Coe and World Athletics got it right. The needs of the thousands of XX women to compete on a level playing field outweigh the needs of a handful of XY women to compete in the female category.

Transgender women who have gone through male puberty are now banned from women’s events

World Athletics also announced that, as of March 31, no male-to-female transgender athlete will be able to compete in the female category in World Rankings competition if they have gone through male puberty. This is a departure from the “preferred option” World Athletics was considering in July 2022, which would have allowed athletes to compete after keeping their testosterone levels below 2.5 nmol/L for 24 months. But WA ultimately opted to follow the lead of World Aquatics (the global governing body for swimming) and proceed with a total ban for anyone MTF trans athlete who had gone through male puberty.

“It became apparent that there was little support within the sport for the option that was first presented to stakeholders,” World Athletics wrote in its press release announcing the new policy.

World Athletics said that because there are currently no transgender athletes in international track & field, there is no data on the advantage those athletes receive.

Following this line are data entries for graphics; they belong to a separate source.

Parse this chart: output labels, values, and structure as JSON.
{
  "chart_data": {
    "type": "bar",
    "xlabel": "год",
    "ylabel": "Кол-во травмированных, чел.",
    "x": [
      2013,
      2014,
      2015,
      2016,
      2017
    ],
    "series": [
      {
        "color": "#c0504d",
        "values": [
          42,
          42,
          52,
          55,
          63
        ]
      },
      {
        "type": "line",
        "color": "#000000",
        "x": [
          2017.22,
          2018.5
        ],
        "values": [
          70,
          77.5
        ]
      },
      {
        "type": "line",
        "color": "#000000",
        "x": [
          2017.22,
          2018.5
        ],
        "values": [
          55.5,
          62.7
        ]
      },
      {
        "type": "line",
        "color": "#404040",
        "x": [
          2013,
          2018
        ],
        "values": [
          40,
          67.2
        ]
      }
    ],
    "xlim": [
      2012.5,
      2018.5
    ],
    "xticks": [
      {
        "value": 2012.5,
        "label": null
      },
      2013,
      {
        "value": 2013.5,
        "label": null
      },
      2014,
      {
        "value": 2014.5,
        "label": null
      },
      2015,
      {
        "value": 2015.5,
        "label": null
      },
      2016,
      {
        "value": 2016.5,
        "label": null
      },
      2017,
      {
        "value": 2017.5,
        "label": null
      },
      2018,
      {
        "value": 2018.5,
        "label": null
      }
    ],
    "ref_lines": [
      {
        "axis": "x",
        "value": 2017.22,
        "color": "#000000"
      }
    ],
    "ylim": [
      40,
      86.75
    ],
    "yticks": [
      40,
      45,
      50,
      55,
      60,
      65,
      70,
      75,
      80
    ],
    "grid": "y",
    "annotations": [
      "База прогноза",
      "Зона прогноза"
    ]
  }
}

“In these circumstances, the Council decided to prioritize fairness and the integrity of the female competition before inclusion,” the World Athletics release stated.

However, WA will establish a working group to further study the issue of transgender inclusion over the next 12 months.

Quick Take: Forming a working group is the politically correct thing to do, but it’s unnecessary

While we’re pleased that World Athletics went farther than it looked like they were going to go last summer, this isn’t that complicated. You simply explain to people we have two categories of sport based on sex, not gender, which is a social construct. Did you know scientists can tell what sex someone who has been dead for hundreds of years was by examining the amount of magnesium, sulfur, strontium and zinc in their hair? If World Athletics revises the rules, we hope they simply announce that all athletes will compete in the category based on their sex — not gender.

Russia reinstated (sort of)

The Russian federation had been banned since 2015 for its role in one of the biggest doping scandals in the history of the sport, which involved a widespread scheme to dope athletes and cover up cases by bribing IAAF officials. During that time, Russian athletes had to receive special clearance to compete in international competition, and even then only as “Authorized Neutral Athletes” – meaning they could not compete under the Russian flag.

World Athletics set strict guidelines for Russia to return to the sport, including a total overhaul of Russia’s anti-doping federation, and after more than seven years, WA’s Russia Taskforce, headed by Rune Andersen, finally recommended the Russian federation be reinstated.

However, that doesn’t necessarily mean we’ll be seeing Russian jerseys at World Championships anytime soon. Russian athletes have been excluded from World Athletics Series events since March 2022 as punishment for Russia’s invasion of Ukraine, and that policy remains in place for the foreseeable future.

“The death and destruction we have seen in Ukraine over the past year, including the deaths of some 185 athletes, have only hardened my resolve on this matter,” Coe said.